Question

I'm writing a little desktop application that plugs into Google Calendar (or other iCal-powered services) and displays event reminders. It automatically redownloads the iCal file every so often. If the file checksum has changed, I throw out the current appointment cache and reparse the calendar.

The thing is, this doesn't work with Google Calendar files. Upon further inspection, it came to my attention that the DTSTAMP: property on all events changed every time I redownloaded the iCal file associated with a certain calendar. So a standard checksum may not be the way to go here. There are two main solutions I'm considering.

  • Calculating the checksum based on the original file with the DTSTAMP: lines thrown out. (dirty)
  • Implementing a full calendar diff algorithm that detects which sections of the calendar are new, which have been thrown out, which have changed, etc. (expensive)

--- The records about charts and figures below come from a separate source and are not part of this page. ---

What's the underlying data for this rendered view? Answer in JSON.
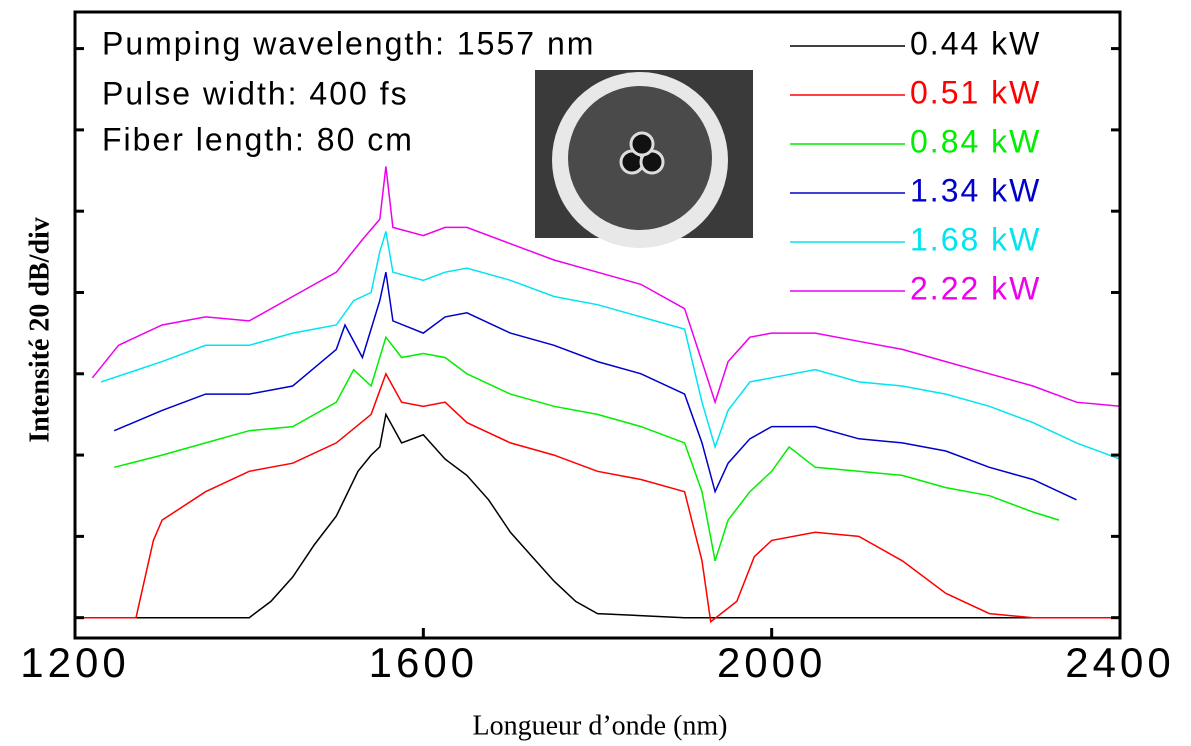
{
  "chart_data": {
    "type": "line",
    "x_label": "Longueur d’onde (nm)",
    "y_label": "Intensité 20 dB/div",
    "annotations": [
      "Pumping wavelength: 1557 nm",
      "Pulse width: 400 fs",
      "Fiber length: 80 cm"
    ],
    "xlim": [
      1200,
      2400
    ],
    "xticks": [
      1200,
      1600,
      2000,
      2400
    ],
    "ylim": [
      -5,
      149
    ],
    "yticks": [
      0,
      20,
      40,
      60,
      80,
      100,
      120,
      140
    ],
    "series": [
      {
        "name": "0.44 kW",
        "color": "#000000",
        "x": [
          1200,
          1300,
          1400,
          1425,
          1450,
          1475,
          1500,
          1525,
          1540,
          1550,
          1557,
          1575,
          1600,
          1625,
          1650,
          1675,
          1700,
          1725,
          1750,
          1775,
          1800,
          1900,
          2000,
          2100,
          2200,
          2300,
          2400
        ],
        "values": [
          0,
          0,
          0,
          4,
          10,
          18,
          25,
          36,
          40,
          42,
          50,
          43,
          45,
          39,
          35,
          29,
          21,
          15,
          9,
          4,
          1,
          0,
          0,
          0,
          0,
          0,
          0
        ]
      },
      {
        "name": "0.51 kW",
        "color": "#ff0000",
        "x": [
          1200,
          1270,
          1290,
          1300,
          1350,
          1400,
          1450,
          1500,
          1540,
          1557,
          1575,
          1600,
          1625,
          1650,
          1700,
          1750,
          1800,
          1850,
          1900,
          1920,
          1930,
          1960,
          1980,
          2000,
          2050,
          2100,
          2150,
          2200,
          2250,
          2300,
          2400
        ],
        "values": [
          0,
          0,
          19,
          24,
          31,
          36,
          38,
          43,
          50,
          60,
          53,
          52,
          53,
          48,
          43,
          40,
          36,
          34,
          31,
          14,
          -1,
          4,
          15,
          19,
          21,
          20,
          14,
          6,
          1,
          0,
          0
        ]
      },
      {
        "name": "0.84 kW",
        "color": "#00ee00",
        "x": [
          1245,
          1300,
          1350,
          1400,
          1450,
          1500,
          1520,
          1540,
          1557,
          1575,
          1600,
          1625,
          1650,
          1700,
          1750,
          1800,
          1850,
          1900,
          1920,
          1935,
          1950,
          1975,
          2000,
          2020,
          2050,
          2100,
          2150,
          2200,
          2250,
          2300,
          2330
        ],
        "values": [
          37,
          40,
          43,
          46,
          47,
          53,
          61,
          57,
          69,
          64,
          65,
          64,
          60,
          55,
          52,
          50,
          47,
          43,
          31,
          14,
          24,
          31,
          36,
          42,
          37,
          36,
          35,
          32,
          30,
          26,
          24
        ]
      },
      {
        "name": "1.34 kW",
        "color": "#0000cc",
        "x": [
          1245,
          1300,
          1350,
          1400,
          1450,
          1500,
          1510,
          1530,
          1550,
          1557,
          1565,
          1600,
          1625,
          1650,
          1700,
          1750,
          1800,
          1850,
          1900,
          1920,
          1935,
          1950,
          1975,
          2000,
          2050,
          2100,
          2150,
          2200,
          2250,
          2300,
          2350
        ],
        "values": [
          46,
          51,
          55,
          55,
          57,
          66,
          72,
          64,
          78,
          85,
          73,
          70,
          74,
          75,
          70,
          67,
          63,
          60,
          55,
          43,
          31,
          38,
          44,
          47,
          47,
          44,
          43,
          41,
          37,
          34,
          29
        ]
      },
      {
        "name": "1.68 kW",
        "color": "#00e5ee",
        "x": [
          1230,
          1300,
          1350,
          1400,
          1450,
          1500,
          1520,
          1540,
          1550,
          1557,
          1565,
          1600,
          1625,
          1650,
          1700,
          1750,
          1800,
          1850,
          1900,
          1920,
          1935,
          1950,
          1975,
          2000,
          2050,
          2100,
          2150,
          2200,
          2250,
          2300,
          2350,
          2400
        ],
        "values": [
          58,
          63,
          67,
          67,
          70,
          72,
          78,
          80,
          90,
          95,
          85,
          83,
          85,
          86,
          83,
          79,
          77,
          74,
          71,
          53,
          42,
          51,
          58,
          59,
          61,
          58,
          57,
          55,
          52,
          48,
          43,
          39
        ]
      },
      {
        "name": "2.22 kW",
        "color": "#ee00ee",
        "x": [
          1220,
          1250,
          1300,
          1350,
          1400,
          1450,
          1500,
          1530,
          1550,
          1557,
          1565,
          1600,
          1625,
          1650,
          1700,
          1750,
          1800,
          1850,
          1900,
          1920,
          1935,
          1950,
          1975,
          2000,
          2050,
          2100,
          2150,
          2200,
          2250,
          2300,
          2350,
          2400
        ],
        "values": [
          59,
          67,
          72,
          74,
          73,
          79,
          85,
          93,
          98,
          111,
          96,
          94,
          96,
          96,
          92,
          88,
          85,
          82,
          76,
          63,
          53,
          63,
          69,
          70,
          70,
          68,
          66,
          63,
          60,
          57,
          53,
          52
        ]
      }
    ]
  }
}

I don't know if the iCal format has any other quirks I haven't discovered yet, so I don't know if method 1 will solve my problem. Limited tests seem to indicate that it does. On the other hand, method 2 seems unnecessarily costly in terms of CPU power.

What would you suggest?

Was it helpful?

Solution

Not sure if google calendar follows 100% of rfc5545 but there should be a sequence number which "defines the revision sequence number of the calendar component within a sequence of revisions."